Jeff tells us that my opening is an example of "a non-objective method" because it reports on a fictional work.  Huh?  Have you ever heard of metaphor?    I fail to see what is so "confused" and "tendentious" about the essay in question, but, hey, it's not my goal to please everybody. 

It matters not one whit if Bush and his advisors have read the fundamentalist pop Christian works in question; the point of discussing "more fictions" such as movies, music, and books, is to show how Christian fundamentalism has gone mainstream in its marketing and cultural impact, and how this is translating into a powerful voting bloc that carries political weight.  It "veers" into politics precisely because George W. Bush endorses the Christian fundamentalist cultural message, and has attempted to implement it politically.  It matters not if Bush is ecumenical in his views toward other religions.  The whole point of my historical discussion about the role of religion in shaping politics is that Bush, like the pietists before him, is attempting to "remake the world"; it is this pietism that inspires his whole nation-building enterprise. 

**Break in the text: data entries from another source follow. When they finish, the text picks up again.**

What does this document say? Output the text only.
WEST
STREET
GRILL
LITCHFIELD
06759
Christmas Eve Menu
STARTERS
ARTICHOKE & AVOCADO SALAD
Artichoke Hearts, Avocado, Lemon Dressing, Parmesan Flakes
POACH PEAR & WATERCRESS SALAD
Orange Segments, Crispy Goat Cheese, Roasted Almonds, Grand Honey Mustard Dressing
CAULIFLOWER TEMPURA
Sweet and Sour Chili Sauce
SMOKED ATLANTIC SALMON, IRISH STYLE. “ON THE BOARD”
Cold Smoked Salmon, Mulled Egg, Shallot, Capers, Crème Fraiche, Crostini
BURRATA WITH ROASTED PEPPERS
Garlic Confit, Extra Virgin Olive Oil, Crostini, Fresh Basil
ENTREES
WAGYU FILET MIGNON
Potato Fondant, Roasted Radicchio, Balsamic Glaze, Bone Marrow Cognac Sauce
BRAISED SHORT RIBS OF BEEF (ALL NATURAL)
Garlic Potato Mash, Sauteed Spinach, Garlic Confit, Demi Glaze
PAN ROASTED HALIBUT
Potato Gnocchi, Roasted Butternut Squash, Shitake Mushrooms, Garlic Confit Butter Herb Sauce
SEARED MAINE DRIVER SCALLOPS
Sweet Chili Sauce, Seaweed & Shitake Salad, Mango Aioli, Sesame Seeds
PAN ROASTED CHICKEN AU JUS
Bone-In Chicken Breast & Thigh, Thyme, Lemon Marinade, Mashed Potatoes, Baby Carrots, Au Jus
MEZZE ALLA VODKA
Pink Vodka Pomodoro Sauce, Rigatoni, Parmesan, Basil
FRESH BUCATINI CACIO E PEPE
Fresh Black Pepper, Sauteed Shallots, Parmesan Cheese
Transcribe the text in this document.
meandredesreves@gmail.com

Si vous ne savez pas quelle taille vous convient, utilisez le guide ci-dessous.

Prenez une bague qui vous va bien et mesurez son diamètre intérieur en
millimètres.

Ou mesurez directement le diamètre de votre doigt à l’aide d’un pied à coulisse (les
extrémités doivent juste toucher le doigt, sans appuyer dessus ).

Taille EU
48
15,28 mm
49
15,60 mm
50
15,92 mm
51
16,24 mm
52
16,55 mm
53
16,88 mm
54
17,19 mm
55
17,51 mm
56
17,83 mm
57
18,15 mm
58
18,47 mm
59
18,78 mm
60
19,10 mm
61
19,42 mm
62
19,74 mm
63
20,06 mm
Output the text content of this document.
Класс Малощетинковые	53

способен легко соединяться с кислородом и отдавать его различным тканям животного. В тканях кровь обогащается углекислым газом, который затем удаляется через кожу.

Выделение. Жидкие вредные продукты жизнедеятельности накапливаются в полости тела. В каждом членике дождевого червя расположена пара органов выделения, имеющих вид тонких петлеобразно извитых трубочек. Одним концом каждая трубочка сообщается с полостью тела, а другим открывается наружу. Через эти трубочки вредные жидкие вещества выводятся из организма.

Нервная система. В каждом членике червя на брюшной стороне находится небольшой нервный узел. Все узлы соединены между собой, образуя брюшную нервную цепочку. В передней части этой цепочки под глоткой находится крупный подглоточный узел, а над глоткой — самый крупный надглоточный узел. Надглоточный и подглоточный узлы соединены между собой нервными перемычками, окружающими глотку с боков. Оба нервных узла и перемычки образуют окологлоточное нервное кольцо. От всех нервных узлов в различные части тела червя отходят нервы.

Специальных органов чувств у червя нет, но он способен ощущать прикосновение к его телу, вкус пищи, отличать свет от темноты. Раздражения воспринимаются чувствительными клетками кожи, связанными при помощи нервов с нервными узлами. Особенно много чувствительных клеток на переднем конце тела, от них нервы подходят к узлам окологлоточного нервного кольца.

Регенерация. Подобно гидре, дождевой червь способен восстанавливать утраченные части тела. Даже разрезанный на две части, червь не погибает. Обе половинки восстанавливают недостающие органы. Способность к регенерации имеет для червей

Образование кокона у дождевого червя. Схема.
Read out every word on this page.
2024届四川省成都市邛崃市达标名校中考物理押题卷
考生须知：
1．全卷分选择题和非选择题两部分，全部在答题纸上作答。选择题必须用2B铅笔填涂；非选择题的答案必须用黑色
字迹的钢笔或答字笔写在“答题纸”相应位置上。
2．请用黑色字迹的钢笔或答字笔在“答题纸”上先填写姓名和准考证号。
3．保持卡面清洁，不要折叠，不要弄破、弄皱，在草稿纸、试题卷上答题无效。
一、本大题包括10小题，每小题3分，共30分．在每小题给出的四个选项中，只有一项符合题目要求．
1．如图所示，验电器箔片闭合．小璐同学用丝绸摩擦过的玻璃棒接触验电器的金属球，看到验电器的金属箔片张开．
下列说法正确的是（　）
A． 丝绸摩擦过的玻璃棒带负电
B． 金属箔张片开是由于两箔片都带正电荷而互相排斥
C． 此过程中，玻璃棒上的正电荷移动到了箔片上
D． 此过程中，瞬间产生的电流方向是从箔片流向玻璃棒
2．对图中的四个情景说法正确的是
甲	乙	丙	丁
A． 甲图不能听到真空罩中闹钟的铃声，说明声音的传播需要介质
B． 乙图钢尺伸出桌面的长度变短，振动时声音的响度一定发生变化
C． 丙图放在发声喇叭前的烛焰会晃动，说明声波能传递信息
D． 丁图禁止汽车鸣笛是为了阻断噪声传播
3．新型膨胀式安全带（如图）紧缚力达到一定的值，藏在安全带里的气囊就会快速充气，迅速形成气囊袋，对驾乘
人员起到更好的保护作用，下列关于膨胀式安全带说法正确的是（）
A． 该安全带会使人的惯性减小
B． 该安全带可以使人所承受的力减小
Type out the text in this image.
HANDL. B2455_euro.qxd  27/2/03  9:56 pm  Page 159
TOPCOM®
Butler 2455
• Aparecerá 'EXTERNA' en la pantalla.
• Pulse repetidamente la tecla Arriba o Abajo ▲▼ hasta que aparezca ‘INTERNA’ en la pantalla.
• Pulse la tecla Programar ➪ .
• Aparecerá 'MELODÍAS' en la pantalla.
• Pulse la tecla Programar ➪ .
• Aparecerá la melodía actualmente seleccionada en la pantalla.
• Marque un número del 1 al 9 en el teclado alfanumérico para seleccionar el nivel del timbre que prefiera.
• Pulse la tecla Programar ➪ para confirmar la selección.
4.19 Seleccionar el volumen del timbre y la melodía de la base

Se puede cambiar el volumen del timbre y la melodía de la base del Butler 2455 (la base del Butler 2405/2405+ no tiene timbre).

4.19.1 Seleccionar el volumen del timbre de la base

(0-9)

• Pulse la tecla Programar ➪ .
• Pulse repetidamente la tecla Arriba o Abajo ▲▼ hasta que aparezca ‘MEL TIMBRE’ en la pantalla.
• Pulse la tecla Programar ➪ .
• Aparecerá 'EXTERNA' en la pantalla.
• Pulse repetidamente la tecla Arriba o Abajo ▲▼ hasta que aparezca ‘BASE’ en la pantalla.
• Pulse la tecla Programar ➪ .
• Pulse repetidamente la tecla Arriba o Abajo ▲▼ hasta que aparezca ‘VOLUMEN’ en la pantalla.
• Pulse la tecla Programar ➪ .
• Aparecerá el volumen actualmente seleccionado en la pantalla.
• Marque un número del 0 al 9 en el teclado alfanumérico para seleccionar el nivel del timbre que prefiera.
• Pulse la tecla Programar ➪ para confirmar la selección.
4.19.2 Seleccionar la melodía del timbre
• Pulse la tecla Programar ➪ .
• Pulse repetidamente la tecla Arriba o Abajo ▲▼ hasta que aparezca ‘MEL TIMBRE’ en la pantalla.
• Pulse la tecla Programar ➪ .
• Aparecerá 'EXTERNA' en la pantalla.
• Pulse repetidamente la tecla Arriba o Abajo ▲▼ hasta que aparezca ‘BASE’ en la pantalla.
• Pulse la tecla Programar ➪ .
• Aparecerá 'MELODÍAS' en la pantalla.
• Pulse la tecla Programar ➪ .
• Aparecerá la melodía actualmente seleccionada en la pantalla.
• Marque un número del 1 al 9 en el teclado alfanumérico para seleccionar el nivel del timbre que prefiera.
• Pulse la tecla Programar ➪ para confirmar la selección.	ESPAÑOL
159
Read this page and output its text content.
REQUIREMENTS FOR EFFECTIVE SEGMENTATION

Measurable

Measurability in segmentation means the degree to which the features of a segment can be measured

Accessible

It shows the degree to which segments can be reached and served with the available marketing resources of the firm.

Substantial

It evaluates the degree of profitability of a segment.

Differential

And, no, I have not argued that "personal responsibility" is a bad thing.  But Bush believes that faith-based initiatives can be one of the means by which to instill personal responsibility, and that it is, moreover, the role of government to instill the "shared responsibility" of heterosexual marriage as the cornerstone of civilization.  You accept that view, fine. But let's not pretend that it is anything less than government being used as a tool for the shaping of culture.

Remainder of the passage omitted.